Accueil > Approvisionnement, Formation, Gouvernance > Le logiciel libre et la formation

Le logiciel libre et la formation

Capital humain

Les deux prochains billets proposent aux lecteurs d’aborder le logiciel libre sous l’angle de la gestion de la connaissance. La partie I du billet est une introduction à l’aspect stratégique du développement des compétences en TI. Quant à la partie II, elle fera une revue de différents logiciels libres soutenant l’activité de formation. Selon une perspective économique, les employés représentent une ressource importante de l’entreprise, soit un capital humain.  Ce type de capital géré adéquatement conduit à la créativité et à l’innovation. Géré inadéquatement, le capital humain s’érode sous l’effet de l’obsolescence et de l’inflation (hausse du niveau) des compétences. Le gouvernement du Québec a reconnu cette réalité en adoptant La loi favorisant le développement de la formation de la main-d’œuvre (Loi 90 ou Loi du 1 %).

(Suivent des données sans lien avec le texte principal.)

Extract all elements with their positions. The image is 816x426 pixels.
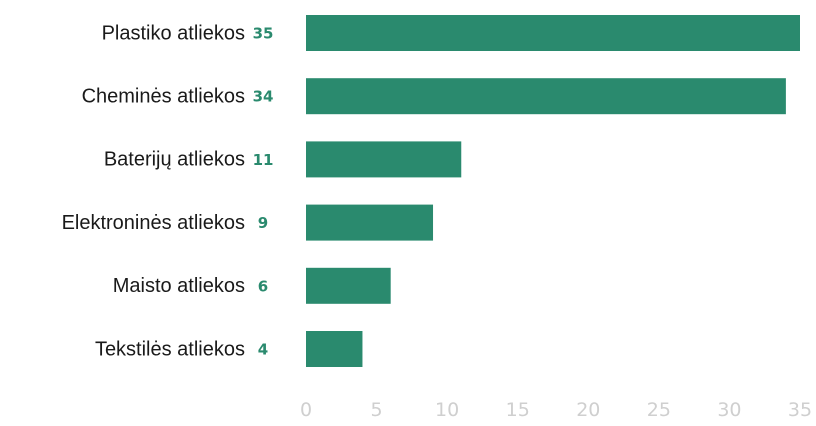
x-tick-label-25: 25 [647,399,671,421]
x-tick-label-0: 0 [300,399,312,421]
x-tick-label-30: 30 [717,399,741,421]
category-label-bateriju-atliekos: Baterijų atliekos [104,149,245,171]
bar-elektronines-atliekos [306,204,434,241]
bar-chemines-atliekos [306,78,786,115]
value-label-bateriju-atliekos: 11 [253,151,274,169]
bar-maisto-atliekos [306,267,391,304]
bar-plastiko-atliekos [306,15,800,51]
x-axis-ticks-group: 0 5 10 15 20 25 30 35 [300,399,812,421]
x-tick-label-10: 10 [435,399,459,421]
x-tick-label-35: 35 [788,399,812,421]
bars-group [306,15,800,367]
category-labels-group: Plastiko atliekos Cheminės atliekos Bateri… [62,22,245,360]
value-labels-group: 35 34 11 9 6 4 [253,25,274,359]
x-tick-label-15: 15 [506,399,530,421]
category-label-elektronines-atliekos: Elektroninės atliekos [62,212,245,234]
x-tick-label-5: 5 [371,399,383,421]
value-label-tekstiles-atliekos: 4 [258,341,268,359]
value-label-maisto-atliekos: 6 [258,277,268,295]
x-tick-label-20: 20 [576,399,600,421]
value-label-plastiko-atliekos: 35 [253,25,274,43]
category-label-chemines-atliekos: Cheminės atliekos [82,85,245,107]
value-label-elektronines-atliekos: 9 [258,214,268,232]
bar-tekstiles-atliekos [306,331,363,367]
bar-bateriju-atliekos [306,141,462,178]
category-label-plastiko-atliekos: Plastiko atliekos [102,22,245,44]
category-label-tekstiles-atliekos: Tekstilės atliekos [95,338,245,360]
value-label-chemines-atliekos: 34 [253,88,274,106]
category-label-maisto-atliekos: Maisto atliekos [113,275,245,297]
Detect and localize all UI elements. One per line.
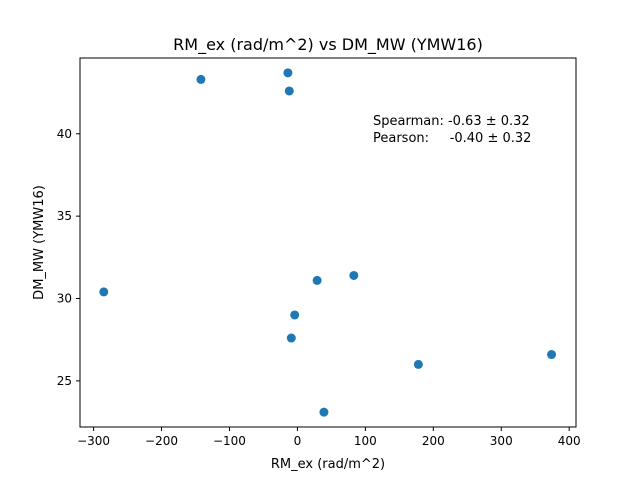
x-tick-label: 300: [490, 434, 513, 448]
pearson-annotation: Pearson: -0.40 ± 0.32: [373, 131, 531, 146]
data-point-5: [312, 275, 322, 285]
x-tick-label: −200: [145, 434, 178, 448]
y-tick-label: 35: [57, 209, 72, 223]
y-tick-label: 30: [57, 292, 72, 306]
data-point-3: [284, 86, 294, 96]
x-tick-label: −100: [213, 434, 246, 448]
x-tick-label: 100: [354, 434, 377, 448]
x-tick-label: 0: [294, 434, 302, 448]
spearman-annotation: Spearman: -0.63 ± 0.32: [373, 114, 530, 129]
data-point-9: [413, 359, 423, 369]
data-point-6: [349, 270, 359, 280]
x-tick-label: 400: [558, 434, 581, 448]
x-tick-label: −300: [77, 434, 110, 448]
plot-frame: [79, 57, 577, 428]
data-point-1: [196, 74, 206, 84]
y-axis-label: DM_MW (YMW16): [32, 185, 47, 300]
points-layer: [99, 68, 557, 417]
y-ticks: 25 30 35 40: [57, 127, 80, 388]
data-point-11: [319, 407, 329, 417]
data-point-8: [286, 333, 296, 343]
y-tick-label: 25: [57, 374, 72, 388]
y-tick-label: 40: [57, 127, 72, 141]
x-ticks: −300 −200 −100 0 100 200 300 400: [77, 427, 581, 448]
data-point-10: [547, 350, 557, 360]
chart-title: RM_ex (rad/m^2) vs DM_MW (YMW16): [173, 35, 483, 55]
x-tick-label: 200: [422, 434, 445, 448]
data-point-7: [290, 310, 300, 320]
data-point-4: [99, 287, 109, 297]
x-axis-label: RM_ex (rad/m^2): [271, 457, 385, 472]
data-point-2: [283, 68, 293, 78]
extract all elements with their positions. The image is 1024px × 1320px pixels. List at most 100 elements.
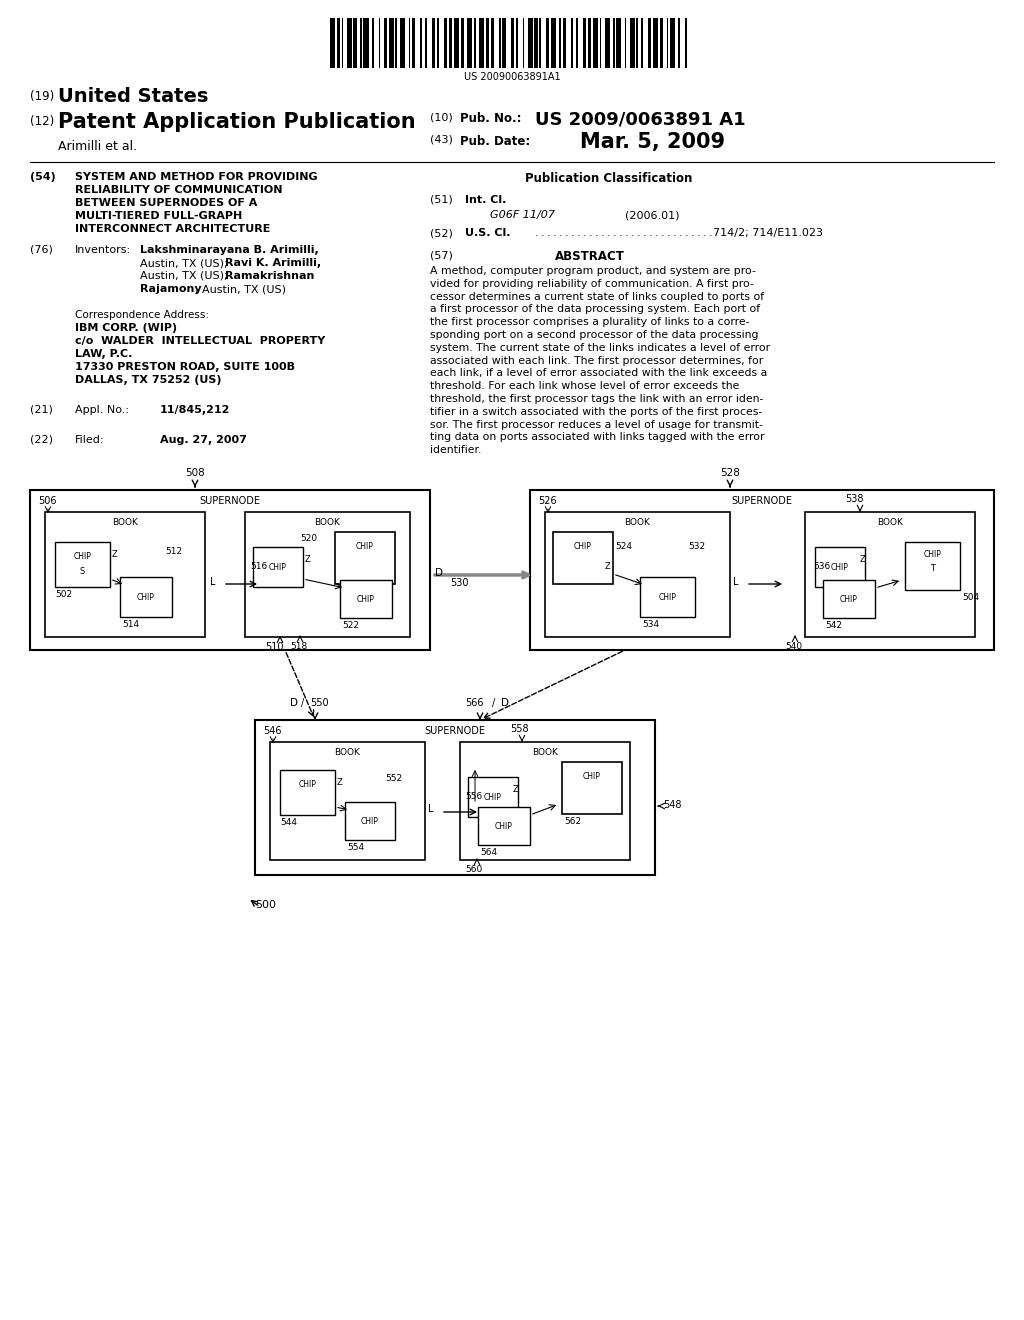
Text: Austin, TX (US);: Austin, TX (US); xyxy=(140,257,231,268)
Bar xyxy=(335,532,395,583)
Text: CHIP: CHIP xyxy=(574,543,592,550)
Text: SUPERNODE: SUPERNODE xyxy=(200,496,260,506)
Text: , Austin, TX (US): , Austin, TX (US) xyxy=(195,284,286,294)
Text: BETWEEN SUPERNODES OF A: BETWEEN SUPERNODES OF A xyxy=(75,198,257,209)
Text: Z: Z xyxy=(337,777,343,787)
Text: the first processor comprises a plurality of links to a corre-: the first processor comprises a pluralit… xyxy=(430,317,750,327)
Text: .: . xyxy=(618,228,623,238)
Bar xyxy=(670,18,675,69)
Bar xyxy=(588,18,591,69)
Bar xyxy=(253,546,303,587)
Text: each link, if a level of error associated with the link exceeds a: each link, if a level of error associate… xyxy=(430,368,767,379)
Bar xyxy=(553,532,613,583)
Text: CHIP: CHIP xyxy=(658,593,677,602)
Text: Patent Application Publication: Patent Application Publication xyxy=(58,112,416,132)
Bar xyxy=(379,18,380,69)
Text: .: . xyxy=(631,228,635,238)
Text: IBM CORP. (WIP): IBM CORP. (WIP) xyxy=(75,323,177,333)
Text: CHIP: CHIP xyxy=(840,595,858,605)
Bar xyxy=(577,18,578,69)
Bar xyxy=(347,18,352,69)
Text: 518: 518 xyxy=(290,642,307,651)
Text: /: / xyxy=(492,698,496,708)
Bar xyxy=(364,18,369,69)
Text: .: . xyxy=(589,228,593,238)
Text: tifier in a switch associated with the ports of the first proces-: tifier in a switch associated with the p… xyxy=(430,407,762,417)
Bar xyxy=(388,18,393,69)
Bar xyxy=(409,18,411,69)
Text: 524: 524 xyxy=(615,543,632,550)
Text: a first processor of the data processing system. Each port of: a first processor of the data processing… xyxy=(430,305,760,314)
Bar xyxy=(45,512,205,638)
Bar xyxy=(421,18,422,69)
Bar xyxy=(345,803,395,840)
Text: SUPERNODE: SUPERNODE xyxy=(425,726,485,737)
Bar xyxy=(499,18,501,69)
Bar xyxy=(425,18,427,69)
Text: INTERCONNECT ARCHITECTURE: INTERCONNECT ARCHITECTURE xyxy=(75,224,270,234)
Text: ABSTRACT: ABSTRACT xyxy=(555,249,625,263)
Text: 714/2; 714/E11.023: 714/2; 714/E11.023 xyxy=(713,228,823,238)
Text: .: . xyxy=(607,228,610,238)
Bar xyxy=(641,18,643,69)
Bar xyxy=(530,490,994,649)
Text: D: D xyxy=(435,568,443,578)
Text: (57): (57) xyxy=(430,249,453,260)
Bar xyxy=(600,18,601,69)
Text: Ravi K. Arimilli,: Ravi K. Arimilli, xyxy=(225,257,322,268)
Text: .: . xyxy=(613,228,616,238)
Text: .: . xyxy=(583,228,587,238)
Bar xyxy=(474,18,476,69)
Text: Mar. 5, 2009: Mar. 5, 2009 xyxy=(580,132,725,152)
Text: Pub. No.:: Pub. No.: xyxy=(460,112,521,125)
Text: Z: Z xyxy=(513,785,519,795)
Text: CHIP: CHIP xyxy=(357,595,375,605)
Bar xyxy=(468,777,518,817)
Text: .: . xyxy=(541,228,545,238)
Text: United States: United States xyxy=(58,87,208,106)
Bar xyxy=(559,18,561,69)
Text: 562: 562 xyxy=(564,817,582,826)
Text: CHIP: CHIP xyxy=(137,593,155,602)
Text: 11/845,212: 11/845,212 xyxy=(160,405,230,414)
Bar xyxy=(432,18,435,69)
Bar xyxy=(255,719,655,875)
Text: .: . xyxy=(709,228,713,238)
Text: CHIP: CHIP xyxy=(495,822,513,832)
Text: 514: 514 xyxy=(122,620,139,630)
Bar xyxy=(120,577,172,616)
Text: BOOK: BOOK xyxy=(314,517,340,527)
Text: threshold. For each link whose level of error exceeds the: threshold. For each link whose level of … xyxy=(430,381,739,391)
Bar xyxy=(437,18,439,69)
Bar xyxy=(527,18,532,69)
Text: system. The current state of the links indicates a level of error: system. The current state of the links i… xyxy=(430,343,770,352)
Bar xyxy=(245,512,410,638)
Text: 552: 552 xyxy=(385,774,402,783)
Bar xyxy=(454,18,459,69)
Text: Aug. 27, 2007: Aug. 27, 2007 xyxy=(160,436,247,445)
Bar xyxy=(653,18,658,69)
Text: (21): (21) xyxy=(30,405,53,414)
Text: 544: 544 xyxy=(280,818,297,828)
Bar xyxy=(905,543,961,590)
Bar xyxy=(640,577,695,616)
Text: 556: 556 xyxy=(465,792,482,801)
Text: Z: Z xyxy=(305,554,310,564)
Bar xyxy=(613,18,614,69)
Text: 536: 536 xyxy=(813,562,830,572)
Text: Arimilli et al.: Arimilli et al. xyxy=(58,140,137,153)
Bar xyxy=(516,18,517,69)
Text: S: S xyxy=(80,568,85,576)
Bar xyxy=(360,18,361,69)
Text: sor. The first processor reduces a level of usage for transmit-: sor. The first processor reduces a level… xyxy=(430,420,763,429)
Bar xyxy=(372,18,374,69)
Text: (19): (19) xyxy=(30,90,54,103)
Text: ting data on ports associated with links tagged with the error: ting data on ports associated with links… xyxy=(430,433,765,442)
Text: Appl. No.:: Appl. No.: xyxy=(75,405,129,414)
Text: CHIP: CHIP xyxy=(361,817,379,826)
Text: RELIABILITY OF COMMUNICATION: RELIABILITY OF COMMUNICATION xyxy=(75,185,283,195)
Text: .: . xyxy=(553,228,557,238)
Text: Z: Z xyxy=(860,554,865,564)
Text: .: . xyxy=(595,228,599,238)
Text: .: . xyxy=(577,228,581,238)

Déficit de connaissances (Dc)

Dans un benchmark commandité par la société Actuate sur l’adoption du logiciel libre, 58,2 % des répondants perçoivent la disponibilité de ressources internes qualifiées en logiciel libre comme un frein. L’Asie fait état d’une situation similaire, mais prétend avoir mis en place des actions correctives pour combler le déficit de connaissances (Maîtrise des habiletés – Inventaire des habilités=Dc)1. L’écart entre l’offre et la demande de professionnels TI qualifiés en logiciel libre confirme un changement au sein des entreprises. Cette tendance est confirmée par les répondants français (61,6 %) du benchmark qui affirment privilégier ou considérer comme option l’approvisionnement d’un logiciel libre. Le groupe Gartner prévoit que, d’ici 2012, 80 % des logiciels commerciaux contiendront des composantes libres. Pour ne pas manquer le train, les entreprises et les professionnels en TI doivent s’outiller pour maîtriser le logiciel libre.

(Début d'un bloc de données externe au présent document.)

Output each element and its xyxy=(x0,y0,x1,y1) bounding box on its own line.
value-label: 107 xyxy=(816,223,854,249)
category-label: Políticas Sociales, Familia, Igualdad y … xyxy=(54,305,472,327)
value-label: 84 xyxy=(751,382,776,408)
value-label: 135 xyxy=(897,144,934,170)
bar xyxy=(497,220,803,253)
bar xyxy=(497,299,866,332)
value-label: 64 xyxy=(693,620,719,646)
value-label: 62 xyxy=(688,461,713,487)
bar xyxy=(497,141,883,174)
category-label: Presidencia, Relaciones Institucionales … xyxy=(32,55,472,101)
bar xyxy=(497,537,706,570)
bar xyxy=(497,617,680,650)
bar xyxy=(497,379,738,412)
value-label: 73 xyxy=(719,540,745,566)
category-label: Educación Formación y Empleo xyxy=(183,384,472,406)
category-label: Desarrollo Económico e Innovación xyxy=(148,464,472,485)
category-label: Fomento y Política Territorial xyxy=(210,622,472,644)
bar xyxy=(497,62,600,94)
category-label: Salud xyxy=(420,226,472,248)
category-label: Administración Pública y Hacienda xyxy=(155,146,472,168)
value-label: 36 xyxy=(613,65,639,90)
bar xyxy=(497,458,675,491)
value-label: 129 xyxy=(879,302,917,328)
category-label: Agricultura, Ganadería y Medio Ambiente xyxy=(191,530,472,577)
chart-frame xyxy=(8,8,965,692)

Un déficit de connaissances au niveau des acteurs de première ligne (professionnels en TI et gestionnaires) a un impact direct sur l’adoption du logiciel libre. Les professionnels en TI et les gestionnaires sont appelés à évaluer les critères (qualité, prix, mérite technique, fonctionnalités, coût total de possession, etc.) de sélection des logiciels. Cette observation ne minimise pas l’importance de la formation des utilisateurs et l’impact sur la gestion du changement. D’un point de vue pragmatique, le déploiement d’un nouveau logiciel, propriétaire ou libre, représente toujours un changement pour l’utilisateur.

Sources des besoins

Plusieurs facteurs sont responsables d’un déficit de connaissances en logiciel libre. Voici certains éléments déclencheurs identifiés via des articles sur le Web:

  • Les besoins du marché.
  • Lieux et parcours de formation insuffisants.
  • La gouvernance.

Les besoins du marché

Les organismes de formation (scolaire et formation continue) effectuent une opération de veille et ajustent l’offre de cours en fonction de leur lecture des besoins du marché. À leur tour, les apprenants influencent l’offre de cours en demandant des formations sur les logiciels (propriétaires et libres) jugés les plus populaires.

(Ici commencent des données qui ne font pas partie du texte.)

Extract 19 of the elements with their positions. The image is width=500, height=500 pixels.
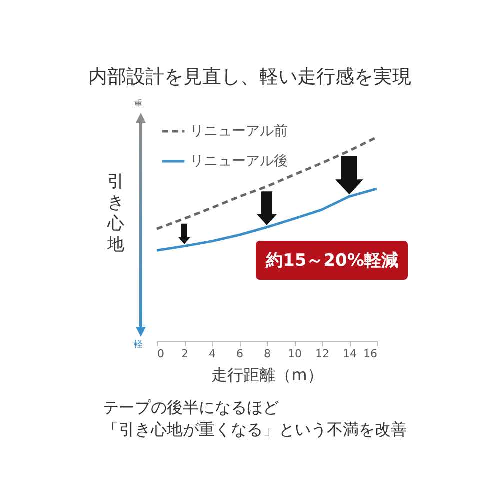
- text: テープの後半になるほど: [103, 398, 279, 419]
- text: 重: [134, 98, 143, 111]
- x-tick-label: 6: [236, 348, 244, 360]
- x-tick-label: 8: [264, 348, 271, 360]
- legend-label: リニューアル前: [190, 124, 288, 140]
- text: 「引き心地が重くなる」という不満を改善: [103, 420, 407, 441]
- x-tick-label: 0: [158, 348, 164, 360]
- y-axis-title: 引き心地: [106, 172, 126, 256]
- x-tick-label: 2: [182, 348, 188, 360]
- x-tick-label: 10: [288, 348, 302, 360]
- x-tick-label: 4: [209, 348, 216, 360]
- x-tick-label: 12: [316, 348, 330, 360]
- x-tick-label: 14: [343, 348, 357, 360]
- annotation: 約15～20%軽減: [256, 241, 408, 280]
- x-axis-title: 走行距離（m）: [212, 366, 324, 384]
- x-tick-label: 16: [364, 348, 378, 360]
- legend-label: リニューアル後: [190, 154, 288, 170]
- chart-title: 内部設計を見直し、軽い走行感を実現: [88, 65, 412, 90]
- text: 軽: [134, 338, 143, 351]
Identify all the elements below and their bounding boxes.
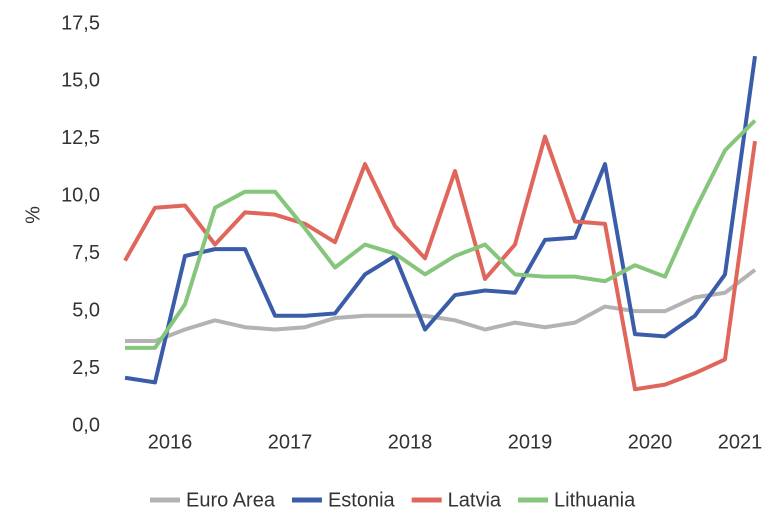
y-tick-label: 5,0 (72, 299, 100, 321)
series-line (125, 268, 757, 344)
y-tick-label: 7,5 (72, 242, 100, 264)
x-tick-label: 2021 (718, 431, 763, 453)
y-axis-label: % (22, 206, 44, 224)
legend-label: Lithuania (554, 489, 636, 511)
x-tick-label: 2020 (628, 431, 673, 453)
x-tick-label: 2016 (148, 431, 193, 453)
series-line (123, 134, 757, 392)
y-tick-label: 12,5 (61, 127, 100, 149)
legend-label: Latvia (448, 489, 502, 511)
y-tick-label: 17,5 (61, 12, 100, 34)
y-tick-label: 2,5 (72, 357, 100, 379)
y-tick-label: 10,0 (61, 185, 100, 207)
x-tick-label: 2018 (388, 431, 433, 453)
y-tick-label: 0,0 (72, 414, 100, 436)
legend-label: Estonia (328, 489, 396, 511)
y-tick-label: 15,0 (61, 70, 100, 92)
series-line (124, 55, 757, 385)
x-tick-label: 2019 (508, 431, 553, 453)
x-tick-label: 2017 (268, 431, 313, 453)
legend-label: Euro Area (186, 489, 276, 511)
series-line (125, 119, 757, 350)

Plusieurs organismes de formation ont suivi la tendance du marché et offrent des cours basés sur le logiciel libre. Toutefois, il faut noter la présence non négligeable de logiciels propriétaires dans le cursus des organismes de formation. Plusieurs cours sont basés sur des logiciels propriétaires (PGI et gestion de projet). Des alliances (SAP University Alliances Community)  entre institutions d’enseignement et éditeurs permettent aux différentes parties prenantes d’y trouver leur compte. L’université obtient une subvention et l’éditeur le droit de promouvoir son produit et d’apposer sa marque sur le matériel pédagogique. Une certification sur un logiciel propriétaire prisé par les employeurs exerce un attrait sur l’étudiant soucieux d’augmenter son employabilité. Il faut se questionner si la formation sur des logiciels propriétaires ne produit pas l’effet opposé à celui de la mobilité. Une compétence en logiciel libre serait-elle un atout dans le CV d’un finissant cherchant à intégrer le marché du travail?

Parcours et lieux de formation

Le finissant a eu l’opportunité d’expérimenter les logiciels propriétaires et libres durant sa formation initiale. Qu’en est-il des professionnels en TI déjà sur le marché du travail? Peuvent-ils obtenir une certification pour tous les logiciels libres sur le marché? Quels sont les parcours et lieux de formation pour le logiciel libre?

Plusieurs pistes s’offrent aux gestionnaires et professionnels en TI intéressés à combler le déficit de connaissances en logiciel libre. Il existe deux parcours, la formation initiale (cégep et université) et la formation continue (ateliers, communautés de pratique, éditeurs, centre de recherche, académies, auto-formation, etc.). La formation initiale s’inscrit dans un programme (p. ex. MBA) et combine formation théorique et pratique. Quant à la formation continue, elle est axée sur une application concrète et pratique et conduit à l’obtention d’un certificat de participation. La formation continue sous-entend une responsabilité partagée entre l’employeur et de l’employé.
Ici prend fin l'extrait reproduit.